TraceRoo
Back to TraceRoo tools

email tools

SPF / DMARC / DKIM Checker

The Email Authentication Checker reviews the DNS records that affect whether mail is trusted by receiving systems. SPF and DMARC use domain records, while DKIM requires a selector.

What It Checks

  • SPF TXT records at the domain.
  • DMARC policy at _dmarc.yourdomain.
  • DKIM selector records when you provide a selector.
  • Missing or malformed records that can hurt deliverability.

When It Helps

Use it when mail lands in spam, a provider asks you to verify authentication, a domain is being migrated, or bounce logs mention SPF, DKIM, or DMARC failure.

Notes

  • A domain can pass SPF but fail DMARC alignment.
  • DKIM cannot be checked without the correct selector.
  • Strict policies should be tested carefully before enforcement.

How To Read Results

  • For SPF, look for one clear TXT record that starts with v=spf1. Multiple SPF records can cause authentication failures.
  • For DMARC, p=none is monitoring, p=quarantine asks receivers to treat failures suspiciously, and p=reject is the strictest policy.
  • For DKIM, a found selector proves the public key exists, but it does not prove a specific message was signed correctly.
  • If SPF passes but DMARC fails, check whether the authenticated domain aligns with the visible From domain.
  • If DMARC reports are enabled, rua points to aggregate report destinations.

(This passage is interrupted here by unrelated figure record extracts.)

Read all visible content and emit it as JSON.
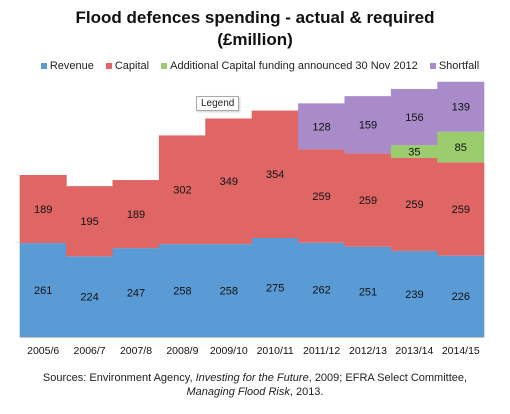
{
  "chart_data": {
    "type": "bar",
    "stacked": true,
    "title": "Flood defences spending - actual & required",
    "subtitle": "(£million)",
    "categories": [
      "2005/6",
      "2006/7",
      "2007/8",
      "2008/9",
      "2009/10",
      "2010/11",
      "2011/12",
      "2012/13",
      "2013/14",
      "2014/15"
    ],
    "series": [
      {
        "name": "Revenue",
        "color": "#5b9bd5",
        "values": [
          261,
          224,
          247,
          258,
          258,
          275,
          262,
          251,
          239,
          226
        ]
      },
      {
        "name": "Capital",
        "color": "#e06666",
        "values": [
          189,
          195,
          189,
          302,
          349,
          354,
          259,
          259,
          259,
          259
        ]
      },
      {
        "name": "Additional Capital funding announced 30 Nov 2012",
        "color": "#9bcc6e",
        "values": [
          0,
          0,
          0,
          0,
          0,
          0,
          0,
          0,
          35,
          85
        ]
      },
      {
        "name": "Shortfall",
        "color": "#a98bc9",
        "values": [
          0,
          0,
          0,
          0,
          0,
          0,
          128,
          159,
          156,
          139
        ]
      }
    ],
    "ylim": [
      0,
      700
    ],
    "grid": false,
    "legend_position": "top"
  },
  "tooltip": "Legend",
  "source": {
    "line1_prefix": "Sources: Environment Agency, ",
    "line1_italic": "Investing for the Future",
    "line1_suffix": ", 2009; EFRA Select Committee,",
    "line2_italic": "Managing Flood Risk",
    "line2_suffix": ", 2013."
  }
}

How To Use SPF / DMARC / DKIM Checker

  1. Enter the domain that appears in the visible From address.
  2. Add a DKIM selector when you know which selector the sending platform uses.
  3. Check SPF first, then DMARC policy and alignment notes, then DKIM selector presence.
  4. Use MX Lookup and Blacklist Check if authentication looks clean but delivery still fails.

Troubleshooting Flow

1. Domain 2. SPF 3. DKIM 4. DMARC

Example Result

Email auth triage example.com with selector: default
SPF: v=spf1 include:_spf.example.net ~all DMARC: p=none, rua present DKIM: selector found
  • One SPF record is expected. Multiple SPF records can break authentication.
  • DMARC p=none is monitoring, not enforcement.
  • A DKIM selector only proves the DNS key exists, not that a message was signed.

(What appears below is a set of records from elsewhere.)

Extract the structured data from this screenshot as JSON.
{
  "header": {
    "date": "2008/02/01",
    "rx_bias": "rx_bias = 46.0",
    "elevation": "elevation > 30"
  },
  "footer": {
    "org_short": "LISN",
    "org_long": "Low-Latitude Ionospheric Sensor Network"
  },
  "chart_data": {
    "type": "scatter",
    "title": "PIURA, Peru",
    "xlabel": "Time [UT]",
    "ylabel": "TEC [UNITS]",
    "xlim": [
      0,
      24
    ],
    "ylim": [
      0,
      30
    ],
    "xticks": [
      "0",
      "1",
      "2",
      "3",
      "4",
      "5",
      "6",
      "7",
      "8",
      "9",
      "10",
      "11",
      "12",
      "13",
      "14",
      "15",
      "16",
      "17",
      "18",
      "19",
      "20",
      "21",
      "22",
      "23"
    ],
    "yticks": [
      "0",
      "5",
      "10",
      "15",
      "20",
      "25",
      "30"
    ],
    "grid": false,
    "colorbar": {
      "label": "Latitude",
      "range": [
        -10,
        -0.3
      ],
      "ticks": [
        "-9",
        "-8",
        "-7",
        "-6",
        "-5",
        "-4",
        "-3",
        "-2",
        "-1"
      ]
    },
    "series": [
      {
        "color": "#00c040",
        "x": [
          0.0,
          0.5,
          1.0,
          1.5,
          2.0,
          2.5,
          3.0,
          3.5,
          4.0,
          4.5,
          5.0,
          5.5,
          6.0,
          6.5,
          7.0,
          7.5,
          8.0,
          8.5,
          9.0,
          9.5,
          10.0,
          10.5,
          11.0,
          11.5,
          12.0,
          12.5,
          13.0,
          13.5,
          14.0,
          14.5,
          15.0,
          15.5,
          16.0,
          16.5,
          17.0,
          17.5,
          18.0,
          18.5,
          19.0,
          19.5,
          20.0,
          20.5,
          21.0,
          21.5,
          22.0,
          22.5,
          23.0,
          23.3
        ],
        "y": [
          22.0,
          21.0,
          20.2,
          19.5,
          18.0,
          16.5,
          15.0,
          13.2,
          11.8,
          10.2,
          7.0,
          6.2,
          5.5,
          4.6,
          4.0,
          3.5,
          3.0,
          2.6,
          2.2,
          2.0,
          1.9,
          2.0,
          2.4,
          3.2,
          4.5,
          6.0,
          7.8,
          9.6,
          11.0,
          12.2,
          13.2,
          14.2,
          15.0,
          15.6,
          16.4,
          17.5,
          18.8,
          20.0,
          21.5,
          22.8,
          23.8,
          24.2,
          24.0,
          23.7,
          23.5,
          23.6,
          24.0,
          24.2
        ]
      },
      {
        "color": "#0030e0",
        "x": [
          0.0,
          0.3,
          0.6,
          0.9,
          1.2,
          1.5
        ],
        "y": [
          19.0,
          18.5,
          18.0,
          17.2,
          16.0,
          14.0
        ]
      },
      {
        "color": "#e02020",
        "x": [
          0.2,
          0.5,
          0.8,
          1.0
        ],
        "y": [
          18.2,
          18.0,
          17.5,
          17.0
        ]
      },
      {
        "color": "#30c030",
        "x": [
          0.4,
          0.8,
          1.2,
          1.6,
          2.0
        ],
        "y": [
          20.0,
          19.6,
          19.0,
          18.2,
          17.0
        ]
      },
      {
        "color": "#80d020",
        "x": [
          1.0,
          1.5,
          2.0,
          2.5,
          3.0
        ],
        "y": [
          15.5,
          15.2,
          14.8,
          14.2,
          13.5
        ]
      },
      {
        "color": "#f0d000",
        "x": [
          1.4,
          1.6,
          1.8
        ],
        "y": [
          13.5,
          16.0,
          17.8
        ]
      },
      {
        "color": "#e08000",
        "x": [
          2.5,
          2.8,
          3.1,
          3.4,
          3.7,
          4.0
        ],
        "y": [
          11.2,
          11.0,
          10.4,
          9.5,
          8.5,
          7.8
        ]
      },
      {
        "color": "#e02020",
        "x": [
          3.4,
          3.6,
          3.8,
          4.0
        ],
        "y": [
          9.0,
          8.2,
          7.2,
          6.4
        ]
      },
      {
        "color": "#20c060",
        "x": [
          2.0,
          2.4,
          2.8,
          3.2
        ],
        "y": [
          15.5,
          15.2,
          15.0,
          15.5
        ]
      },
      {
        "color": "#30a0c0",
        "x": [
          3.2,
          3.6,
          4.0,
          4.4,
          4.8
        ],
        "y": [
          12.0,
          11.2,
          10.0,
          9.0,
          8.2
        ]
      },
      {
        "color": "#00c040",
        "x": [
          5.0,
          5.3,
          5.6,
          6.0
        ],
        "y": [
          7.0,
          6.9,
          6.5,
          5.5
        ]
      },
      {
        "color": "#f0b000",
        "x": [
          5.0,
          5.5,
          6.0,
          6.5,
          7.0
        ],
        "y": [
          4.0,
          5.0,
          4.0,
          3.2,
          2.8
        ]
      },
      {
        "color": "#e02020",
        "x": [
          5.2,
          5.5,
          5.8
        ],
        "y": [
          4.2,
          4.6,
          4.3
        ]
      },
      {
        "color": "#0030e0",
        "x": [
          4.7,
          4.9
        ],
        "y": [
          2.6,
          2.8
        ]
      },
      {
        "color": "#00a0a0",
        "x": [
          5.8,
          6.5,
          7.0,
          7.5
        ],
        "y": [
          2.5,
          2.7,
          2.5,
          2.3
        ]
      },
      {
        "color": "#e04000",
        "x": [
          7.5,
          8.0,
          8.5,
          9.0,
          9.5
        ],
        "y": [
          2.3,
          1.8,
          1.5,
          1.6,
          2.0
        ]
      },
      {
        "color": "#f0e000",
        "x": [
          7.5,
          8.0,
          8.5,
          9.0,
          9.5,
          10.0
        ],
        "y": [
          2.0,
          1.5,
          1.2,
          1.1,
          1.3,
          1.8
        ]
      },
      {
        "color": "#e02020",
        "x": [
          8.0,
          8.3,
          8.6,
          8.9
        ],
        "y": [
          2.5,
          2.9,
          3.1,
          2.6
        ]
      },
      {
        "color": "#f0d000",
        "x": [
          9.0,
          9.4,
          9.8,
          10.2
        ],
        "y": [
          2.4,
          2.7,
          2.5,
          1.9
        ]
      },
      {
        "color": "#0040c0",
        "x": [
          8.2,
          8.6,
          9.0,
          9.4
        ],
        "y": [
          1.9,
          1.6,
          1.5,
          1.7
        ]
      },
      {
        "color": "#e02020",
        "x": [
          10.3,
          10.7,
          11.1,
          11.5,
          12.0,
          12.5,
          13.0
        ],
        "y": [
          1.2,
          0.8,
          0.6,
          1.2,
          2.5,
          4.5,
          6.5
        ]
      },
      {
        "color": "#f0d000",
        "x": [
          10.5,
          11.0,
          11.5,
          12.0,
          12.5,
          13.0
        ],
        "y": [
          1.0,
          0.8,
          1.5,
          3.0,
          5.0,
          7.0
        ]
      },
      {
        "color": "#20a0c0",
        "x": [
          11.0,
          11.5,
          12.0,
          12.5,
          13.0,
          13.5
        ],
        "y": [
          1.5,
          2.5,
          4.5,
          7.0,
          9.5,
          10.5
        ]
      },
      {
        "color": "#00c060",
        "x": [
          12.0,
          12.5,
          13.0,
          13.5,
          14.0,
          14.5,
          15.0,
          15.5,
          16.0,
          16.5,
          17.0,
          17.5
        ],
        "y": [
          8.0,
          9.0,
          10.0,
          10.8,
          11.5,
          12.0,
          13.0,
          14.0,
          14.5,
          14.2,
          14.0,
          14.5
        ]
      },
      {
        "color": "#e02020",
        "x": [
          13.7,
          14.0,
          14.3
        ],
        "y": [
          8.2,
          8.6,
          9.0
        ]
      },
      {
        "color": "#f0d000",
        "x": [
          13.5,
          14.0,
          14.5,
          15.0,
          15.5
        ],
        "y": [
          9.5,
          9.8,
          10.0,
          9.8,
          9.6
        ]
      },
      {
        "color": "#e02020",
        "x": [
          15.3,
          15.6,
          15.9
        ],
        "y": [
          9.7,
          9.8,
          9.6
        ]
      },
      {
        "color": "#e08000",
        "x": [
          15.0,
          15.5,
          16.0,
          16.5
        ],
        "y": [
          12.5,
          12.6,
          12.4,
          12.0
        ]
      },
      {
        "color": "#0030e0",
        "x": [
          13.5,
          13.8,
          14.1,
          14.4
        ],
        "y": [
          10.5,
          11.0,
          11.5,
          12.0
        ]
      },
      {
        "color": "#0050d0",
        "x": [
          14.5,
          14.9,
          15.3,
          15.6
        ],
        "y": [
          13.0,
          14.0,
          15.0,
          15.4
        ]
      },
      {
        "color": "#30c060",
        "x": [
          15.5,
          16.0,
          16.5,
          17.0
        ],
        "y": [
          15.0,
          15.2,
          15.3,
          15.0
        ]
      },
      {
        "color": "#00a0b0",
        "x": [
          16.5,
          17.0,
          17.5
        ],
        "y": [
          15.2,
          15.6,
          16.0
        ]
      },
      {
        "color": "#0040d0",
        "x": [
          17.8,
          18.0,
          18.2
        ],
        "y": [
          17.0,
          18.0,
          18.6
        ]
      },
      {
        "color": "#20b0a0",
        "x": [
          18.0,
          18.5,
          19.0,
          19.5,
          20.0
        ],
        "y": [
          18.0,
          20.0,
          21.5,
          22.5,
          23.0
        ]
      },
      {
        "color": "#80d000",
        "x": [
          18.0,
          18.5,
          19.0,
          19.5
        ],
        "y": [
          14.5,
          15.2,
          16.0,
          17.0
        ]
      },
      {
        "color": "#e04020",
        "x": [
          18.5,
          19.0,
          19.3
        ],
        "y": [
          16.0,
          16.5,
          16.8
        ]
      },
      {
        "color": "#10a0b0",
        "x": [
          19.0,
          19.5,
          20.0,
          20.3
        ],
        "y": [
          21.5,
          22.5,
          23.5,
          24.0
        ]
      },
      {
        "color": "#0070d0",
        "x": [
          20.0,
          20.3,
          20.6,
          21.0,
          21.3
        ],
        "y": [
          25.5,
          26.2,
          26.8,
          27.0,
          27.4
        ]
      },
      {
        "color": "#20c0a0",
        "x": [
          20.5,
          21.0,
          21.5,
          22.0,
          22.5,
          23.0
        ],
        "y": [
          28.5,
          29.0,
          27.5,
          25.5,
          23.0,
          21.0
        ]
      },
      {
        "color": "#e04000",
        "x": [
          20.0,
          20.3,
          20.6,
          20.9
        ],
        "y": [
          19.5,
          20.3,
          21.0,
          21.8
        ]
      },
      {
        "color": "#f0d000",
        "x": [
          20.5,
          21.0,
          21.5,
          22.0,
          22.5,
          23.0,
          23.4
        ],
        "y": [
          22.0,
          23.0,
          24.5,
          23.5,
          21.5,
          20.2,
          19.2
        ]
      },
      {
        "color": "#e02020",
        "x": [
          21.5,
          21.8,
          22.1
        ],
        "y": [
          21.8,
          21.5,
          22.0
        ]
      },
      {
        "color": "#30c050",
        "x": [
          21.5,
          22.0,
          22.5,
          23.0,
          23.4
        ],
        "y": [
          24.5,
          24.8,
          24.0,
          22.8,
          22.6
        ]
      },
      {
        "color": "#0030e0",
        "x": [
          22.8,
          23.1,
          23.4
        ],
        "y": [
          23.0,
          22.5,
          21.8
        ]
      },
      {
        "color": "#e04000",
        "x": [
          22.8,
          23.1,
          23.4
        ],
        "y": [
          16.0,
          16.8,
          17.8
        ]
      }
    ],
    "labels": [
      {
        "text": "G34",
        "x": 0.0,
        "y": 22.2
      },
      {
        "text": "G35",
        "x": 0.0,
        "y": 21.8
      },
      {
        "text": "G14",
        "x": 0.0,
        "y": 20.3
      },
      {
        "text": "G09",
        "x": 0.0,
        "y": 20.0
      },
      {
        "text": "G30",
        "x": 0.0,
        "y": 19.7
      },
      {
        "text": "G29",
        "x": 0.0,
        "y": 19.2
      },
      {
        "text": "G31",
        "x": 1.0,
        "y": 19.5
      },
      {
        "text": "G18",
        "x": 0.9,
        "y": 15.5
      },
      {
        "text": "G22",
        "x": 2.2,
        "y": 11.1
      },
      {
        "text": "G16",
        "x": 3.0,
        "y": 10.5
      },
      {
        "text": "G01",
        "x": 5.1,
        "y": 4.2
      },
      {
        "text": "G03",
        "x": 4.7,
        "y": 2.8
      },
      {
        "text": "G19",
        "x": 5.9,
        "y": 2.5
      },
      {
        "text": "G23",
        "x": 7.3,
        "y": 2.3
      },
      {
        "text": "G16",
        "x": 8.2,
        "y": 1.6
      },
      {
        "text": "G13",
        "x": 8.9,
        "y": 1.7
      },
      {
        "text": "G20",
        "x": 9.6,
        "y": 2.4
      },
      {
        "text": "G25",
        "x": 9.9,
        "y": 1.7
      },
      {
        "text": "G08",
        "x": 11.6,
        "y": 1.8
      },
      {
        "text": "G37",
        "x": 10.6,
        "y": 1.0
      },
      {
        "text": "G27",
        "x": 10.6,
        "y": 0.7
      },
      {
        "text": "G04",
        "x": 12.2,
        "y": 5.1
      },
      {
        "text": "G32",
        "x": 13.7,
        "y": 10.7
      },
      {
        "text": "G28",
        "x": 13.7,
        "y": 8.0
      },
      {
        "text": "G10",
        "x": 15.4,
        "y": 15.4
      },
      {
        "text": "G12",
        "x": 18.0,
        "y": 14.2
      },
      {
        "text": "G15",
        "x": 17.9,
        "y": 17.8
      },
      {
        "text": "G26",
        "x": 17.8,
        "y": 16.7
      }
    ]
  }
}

What Good And Bad Results Look Like

Good signs
  • One SPF record starts with v=spf1.
  • DMARC exists at _dmarc and matches the intended policy.
  • DKIM selector records exist for active senders.
Needs review
  • Multiple SPF records.
  • Missing DMARC on a sending domain.
  • DKIM selector not found after a provider says it is active.

Common Mistakes

  • Publishing more than one SPF record for the same domain.
  • Checking DKIM without the selector used by the sending platform.
  • Assuming SPF pass alone means DMARC will pass.

Practical Troubleshooting Workflow

  1. Check the visible From domain first.
  2. Review SPF for duplicate or missing includes.
  3. Check DMARC policy and reporting destinations.
  4. Add DKIM selector checks for each sending platform.

FAQ

Does this checker fix SPF, DMARC, or DKIM records?

No. It reads the DNS records and points out what is present or missing. You still make the actual DNS changes at your DNS host or email provider.

Why does DKIM need a selector?

DKIM records are published under selector-specific hostnames. Without the selector, the checker cannot know which DKIM TXT record your sending system uses.

Can SPF pass while DMARC fails?

Yes. DMARC also cares about alignment with the visible From domain. A message can pass SPF but still fail DMARC if the authenticated domain does not align.